HSC has been pushing strains to produce very high THC; this strain is likely coming in at 30-32% THC, which is phenomenal.
Inhaling it through a precision vaporizer at 390°F, the taste is smooth and pleasant, the high hits hard and immediately, lasts for hours without burnout.
We did an incremental harvest, starting at 47 days in bloom phase and ending with final cut at 60 days. The 47-day high feels like a perfect 50-50 balance of Indica and Sativa. It has significant body effects that are energizing and pain-relieving rather than sedating and heavy. Sativa effects produce euphoria, creativity, fractals, distortion of coordination, time, space, and depth perception, without paranoia or heart-racing stress.
The 60-day harvest was more potent and way more narcotic/hypnotic, approximately 65-35 Indica dominant, but the high is functional and won’t grossly interfere with physical or cognitive performance.
I predict most consumers will prefer the high from the earlier-harvest buds rather than letting the strain go all the way to 60 days in bloom.
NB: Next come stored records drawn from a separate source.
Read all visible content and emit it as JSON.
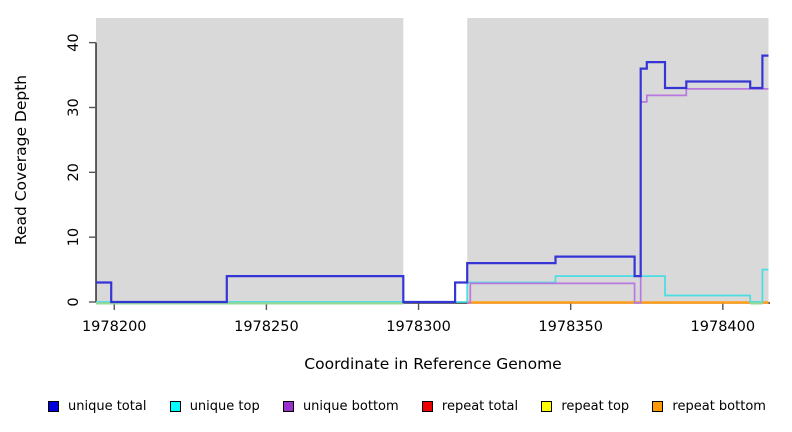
{
  "figure": {
    "background": "#ffffff"
  },
  "chart_data": {
    "type": "line",
    "subtype": "step-coverage-plot",
    "title": "",
    "xlabel": "Coordinate in Reference Genome",
    "ylabel": "Read Coverage Depth",
    "x_range": [
      1978194,
      1978415.5
    ],
    "y_range": [
      0,
      43.8
    ],
    "x_ticks": [
      1978200,
      1978250,
      1978300,
      1978350,
      1978400
    ],
    "y_ticks": [
      0,
      10,
      20,
      30,
      40
    ],
    "grid": false,
    "legend_position": "bottom",
    "plot_background": "#ffffff",
    "shaded_color": "#d9d9d9",
    "shaded_regions": [
      {
        "x1": 1978194,
        "x2": 1978295
      },
      {
        "x1": 1978316,
        "x2": 1978415
      }
    ],
    "overlap_color": "#96d996",
    "overlap_segments": [
      {
        "x1": 1978194,
        "x2": 1978295,
        "y": 0
      },
      {
        "x1": 1978409,
        "x2": 1978413,
        "y": 0
      }
    ],
    "series": [
      {
        "name": "unique total",
        "legend_color": "#0000dd",
        "line_color": "#3535d6",
        "points": [
          [
            1978194,
            3
          ],
          [
            1978199,
            0
          ],
          [
            1978237,
            4
          ],
          [
            1978295,
            0
          ],
          [
            1978312,
            3
          ],
          [
            1978316,
            6
          ],
          [
            1978345,
            7
          ],
          [
            1978371,
            4
          ],
          [
            1978373,
            36
          ],
          [
            1978375,
            37
          ],
          [
            1978381,
            33
          ],
          [
            1978388,
            34
          ],
          [
            1978409,
            33
          ],
          [
            1978413,
            38
          ],
          [
            1978415,
            38
          ]
        ]
      },
      {
        "name": "unique top",
        "legend_color": "#00ffff",
        "line_color": "#4adde2",
        "points": [
          [
            1978194,
            0
          ],
          [
            1978316,
            3
          ],
          [
            1978345,
            4
          ],
          [
            1978381,
            1
          ],
          [
            1978409,
            0
          ],
          [
            1978413,
            5
          ],
          [
            1978415,
            5
          ]
        ]
      },
      {
        "name": "unique bottom",
        "legend_color": "#9932cc",
        "line_color": "#b878de",
        "points": [
          [
            1978316,
            0
          ],
          [
            1978317,
            3
          ],
          [
            1978371,
            0
          ],
          [
            1978373,
            31
          ],
          [
            1978375,
            32
          ],
          [
            1978388,
            33
          ],
          [
            1978415,
            33
          ]
        ]
      },
      {
        "name": "repeat total",
        "legend_color": "#ee0000",
        "line_color": "#ee0000",
        "points": [
          [
            1978316,
            0
          ],
          [
            1978415,
            0
          ]
        ]
      },
      {
        "name": "repeat top",
        "legend_color": "#ffff00",
        "line_color": "#e8e84a",
        "points": [
          [
            1978194,
            0
          ],
          [
            1978295,
            0
          ]
        ]
      },
      {
        "name": "repeat bottom",
        "legend_color": "#ff9900",
        "line_color": "#ff9e1a",
        "points": [
          [
            1978316,
            0
          ],
          [
            1978415,
            0
          ]
        ]
      }
    ]
  }
}
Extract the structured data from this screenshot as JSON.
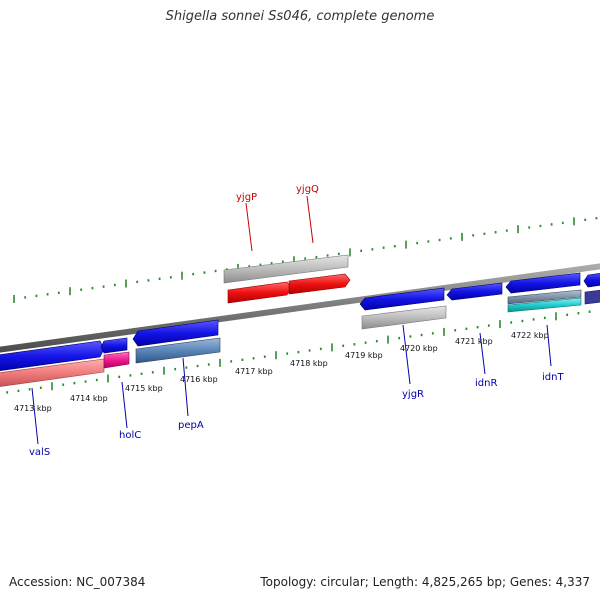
{
  "title": "Shigella sonnei Ss046, complete genome",
  "footer": {
    "accession": "Accession: NC_007384",
    "topology": "Topology: circular; Length: 4,825,265 bp; Genes: 4,337"
  },
  "scale_labels": [
    "4713 kbp",
    "4714 kbp",
    "4715 kbp",
    "4716 kbp",
    "4717 kbp",
    "4718 kbp",
    "4719 kbp",
    "4720 kbp",
    "4721 kbp",
    "4722 kbp"
  ],
  "genes_forward": [
    {
      "name": "yjgP",
      "color": "#cc0000"
    },
    {
      "name": "yjgQ",
      "color": "#cc0000"
    }
  ],
  "genes_reverse": [
    {
      "name": "valS",
      "color": "#0000aa"
    },
    {
      "name": "holC",
      "color": "#0000aa"
    },
    {
      "name": "pepA",
      "color": "#0000aa"
    },
    {
      "name": "yjgR",
      "color": "#0000aa"
    },
    {
      "name": "idnR",
      "color": "#0000aa"
    },
    {
      "name": "idnT",
      "color": "#0000aa"
    }
  ],
  "colors": {
    "backbone": "#7a7a7a",
    "tick": "#2e8b2e",
    "cds_blue": "#1414e6",
    "cds_red": "#ee1111",
    "cds_gray": "#bdbdbd",
    "cds_pink": "#ee7a7a",
    "cds_magenta": "#ee1a8c",
    "cds_steel": "#5b86b8",
    "cds_cyan": "#22cccc"
  }
}
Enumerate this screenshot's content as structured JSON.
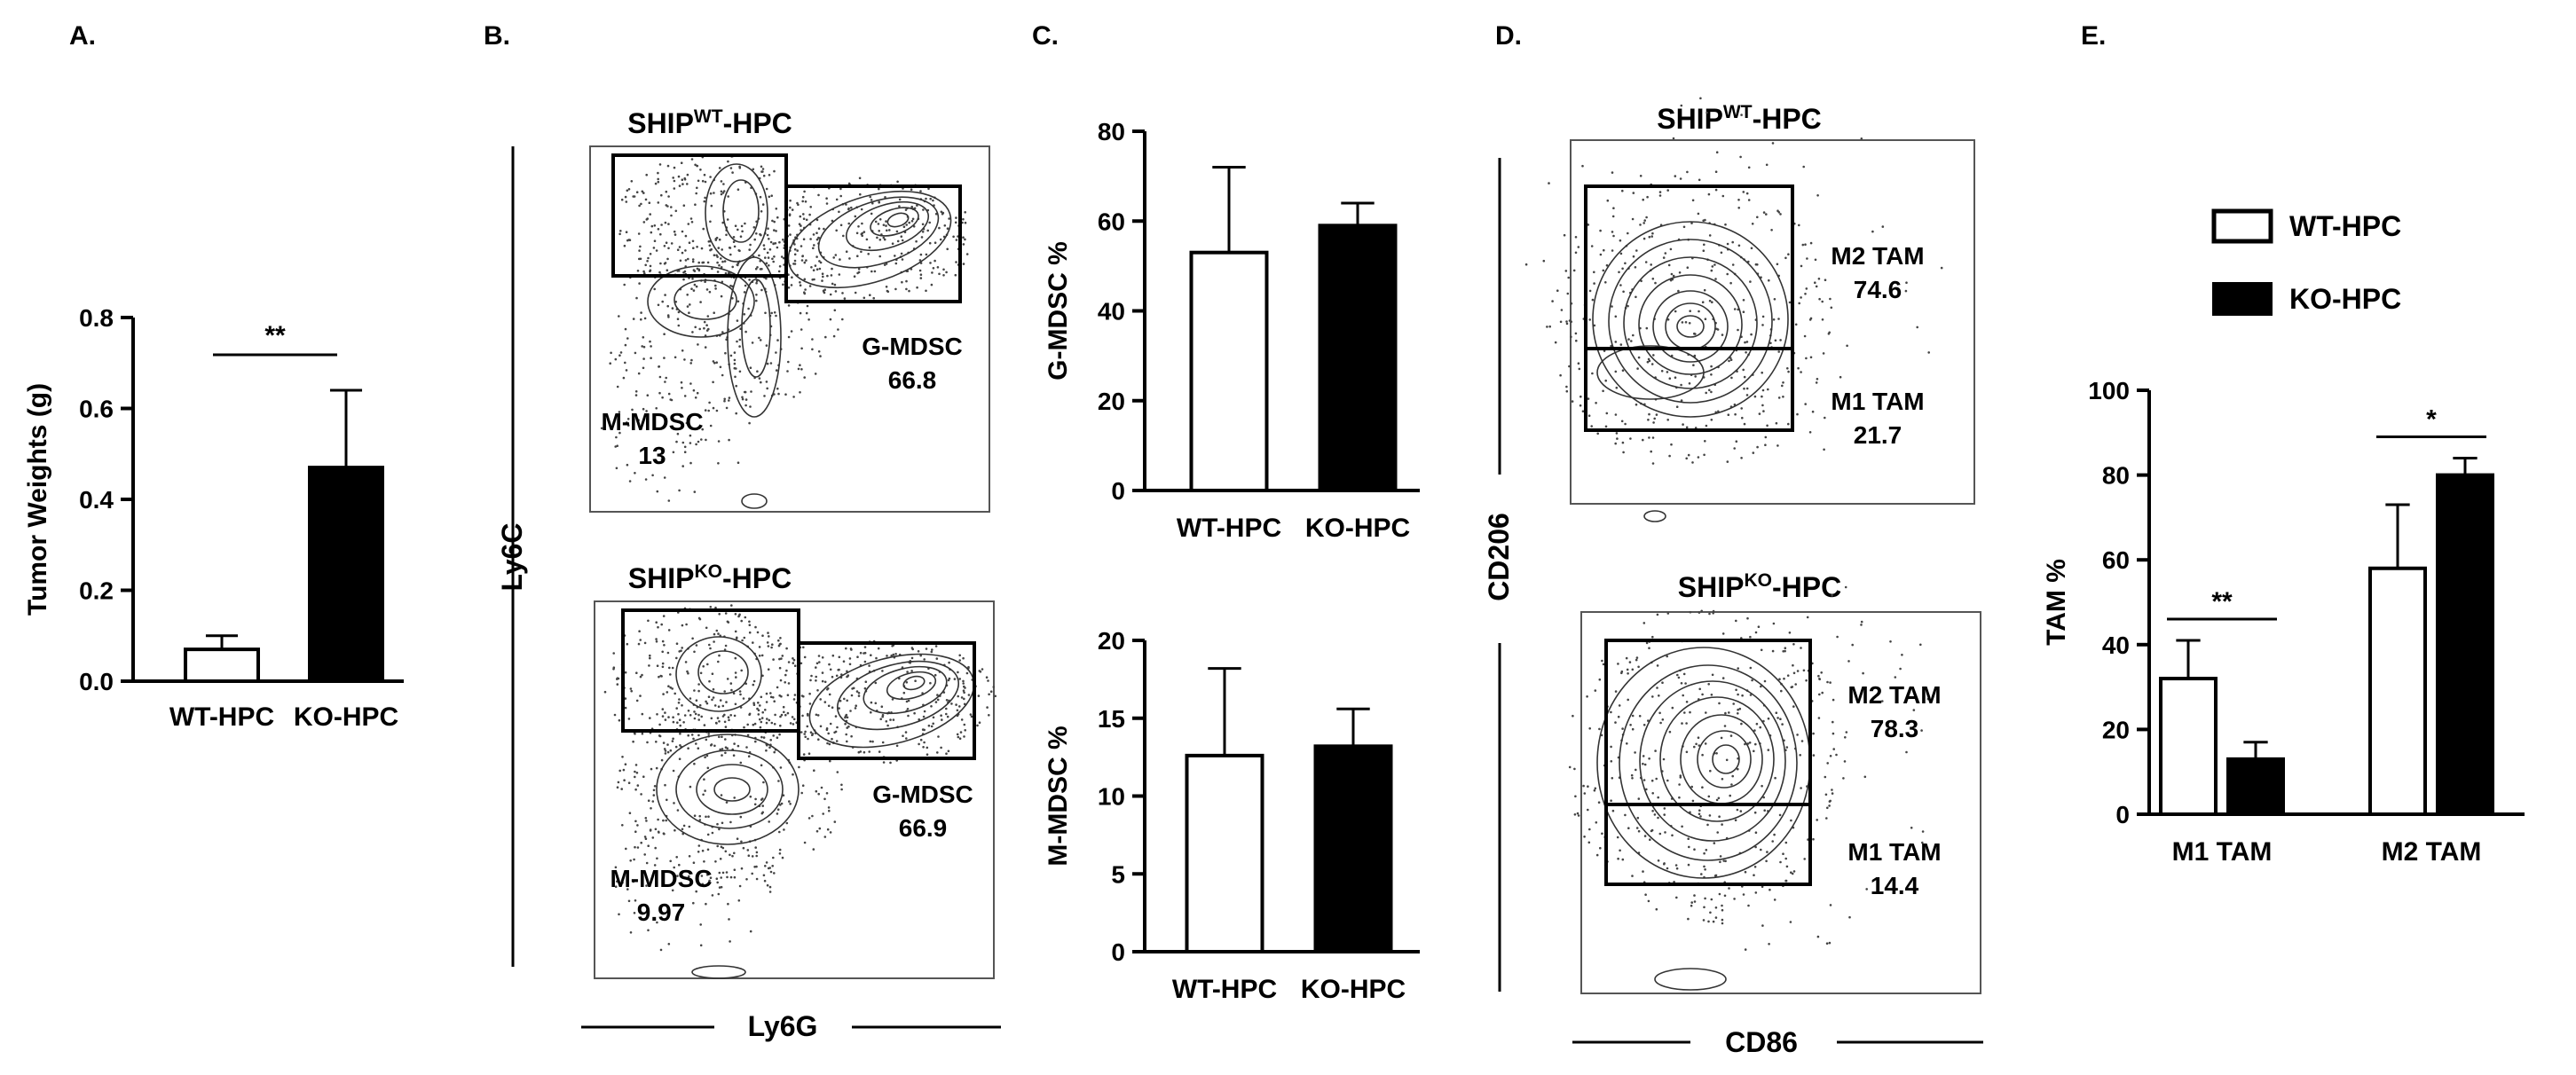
{
  "colors": {
    "wt": "#ffffff",
    "ko": "#000000",
    "stroke": "#000000"
  },
  "legend": {
    "wt": "WT-HPC",
    "ko": "KO-HPC"
  },
  "panels": {
    "a": {
      "letter": "A."
    },
    "b": {
      "letter": "B.",
      "title_top": {
        "pre": "SHIP",
        "sup": "WT",
        "post": "-HPC"
      },
      "title_bottom": {
        "pre": "SHIP",
        "sup": "KO",
        "post": "-HPC"
      },
      "ylabel": "Ly6C",
      "xlabel": "Ly6G",
      "top": {
        "mmdsc_label": "M-MDSC",
        "mmdsc_value": "13",
        "gmdsc_label": "G-MDSC",
        "gmdsc_value": "66.8"
      },
      "bottom": {
        "mmdsc_label": "M-MDSC",
        "mmdsc_value": "9.97",
        "gmdsc_label": "G-MDSC",
        "gmdsc_value": "66.9"
      }
    },
    "c": {
      "letter": "C."
    },
    "d": {
      "letter": "D.",
      "title_top": {
        "pre": "SHIP",
        "sup": "WT",
        "post": "-HPC"
      },
      "title_bottom": {
        "pre": "SHIP",
        "sup": "KO",
        "post": "-HPC"
      },
      "ylabel": "CD206",
      "xlabel": "CD86",
      "top": {
        "m2_label": "M2 TAM",
        "m2_value": "74.6",
        "m1_label": "M1 TAM",
        "m1_value": "21.7"
      },
      "bottom": {
        "m2_label": "M2 TAM",
        "m2_value": "78.3",
        "m1_label": "M1 TAM",
        "m1_value": "14.4"
      }
    },
    "e": {
      "letter": "E."
    }
  },
  "chart_data": [
    {
      "id": "A",
      "type": "bar",
      "categories": [
        "WT-HPC",
        "KO-HPC"
      ],
      "values": [
        0.07,
        0.47
      ],
      "errors": [
        0.03,
        0.17
      ],
      "ylabel": "Tumor Weights (g)",
      "ylim": [
        0,
        0.8
      ],
      "yticks": [
        "0.0",
        "0.2",
        "0.4",
        "0.6",
        "0.8"
      ],
      "significance": [
        {
          "between": [
            0,
            1
          ],
          "label": "**"
        }
      ]
    },
    {
      "id": "C-top",
      "type": "bar",
      "categories": [
        "WT-HPC",
        "KO-HPC"
      ],
      "values": [
        53,
        59
      ],
      "errors": [
        19,
        5
      ],
      "ylabel": "G-MDSC %",
      "ylim": [
        0,
        80
      ],
      "yticks": [
        "0",
        "20",
        "40",
        "60",
        "80"
      ]
    },
    {
      "id": "C-bottom",
      "type": "bar",
      "categories": [
        "WT-HPC",
        "KO-HPC"
      ],
      "values": [
        12.6,
        13.2
      ],
      "errors": [
        5.6,
        2.4
      ],
      "ylabel": "M-MDSC %",
      "ylim": [
        0,
        20
      ],
      "yticks": [
        "0",
        "5",
        "10",
        "15",
        "20"
      ]
    },
    {
      "id": "E",
      "type": "bar",
      "categories": [
        "M1 TAM",
        "M2 TAM"
      ],
      "series": [
        {
          "name": "WT-HPC",
          "values": [
            32,
            58
          ],
          "errors": [
            9,
            15
          ]
        },
        {
          "name": "KO-HPC",
          "values": [
            13,
            80
          ],
          "errors": [
            4,
            4
          ]
        }
      ],
      "ylabel": "TAM %",
      "ylim": [
        0,
        100
      ],
      "yticks": [
        "0",
        "20",
        "40",
        "60",
        "80",
        "100"
      ],
      "legend": "top",
      "significance": [
        {
          "category": 0,
          "label": "**"
        },
        {
          "category": 1,
          "label": "*"
        }
      ]
    }
  ]
}
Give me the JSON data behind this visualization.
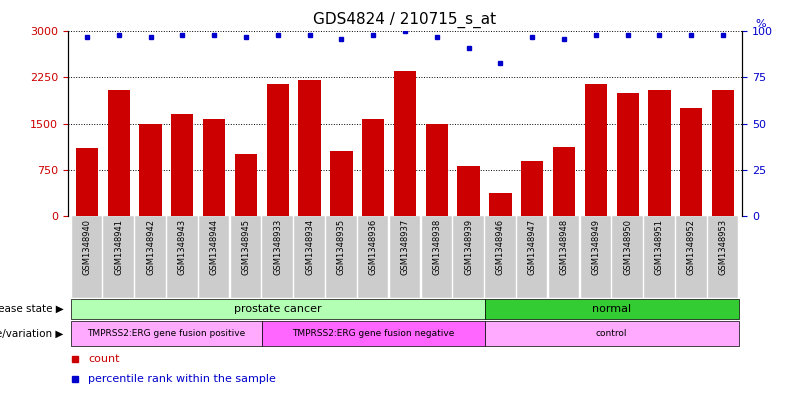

The taste and scent of final-harvest buds were way more Purple Cartel than I desired–the Purple’s genetic influence contributes to an Indica-heavy high I dislike, compared to the more energizing, psychedelic high of the earlier incremental harvests from the same plants.
Average yield per plant was between 2-3 ounces, a bit on the light side. I urge HSC to breed its high-potency but low-yielding connoisseur strains like Chicken N’ Wafflez with their heavier-yielding Octane, Farmer’s Daughter, or Gazzurple to increase harvest weight and frostiness.
However, the extreme potency and tastiness of Chicken, along with the stunningly strong, very enjoyable high, partially makes up for low yield. Just know that this is likely NOT a cash-crop strain that’ll produce a couple of pounds of dried premium buds in a small grow tent like some strains do.
Chicken N’ Wafflez is another fire cannabis creation no other seed company offers and would be pretty much impossible for other companies to pirate. We tested the very first seed run, and in our experience, HSC improves their strains in the second and third runs. You won’t find this genetic mix in any other strain anywhere, so these seeds are worth investing in now.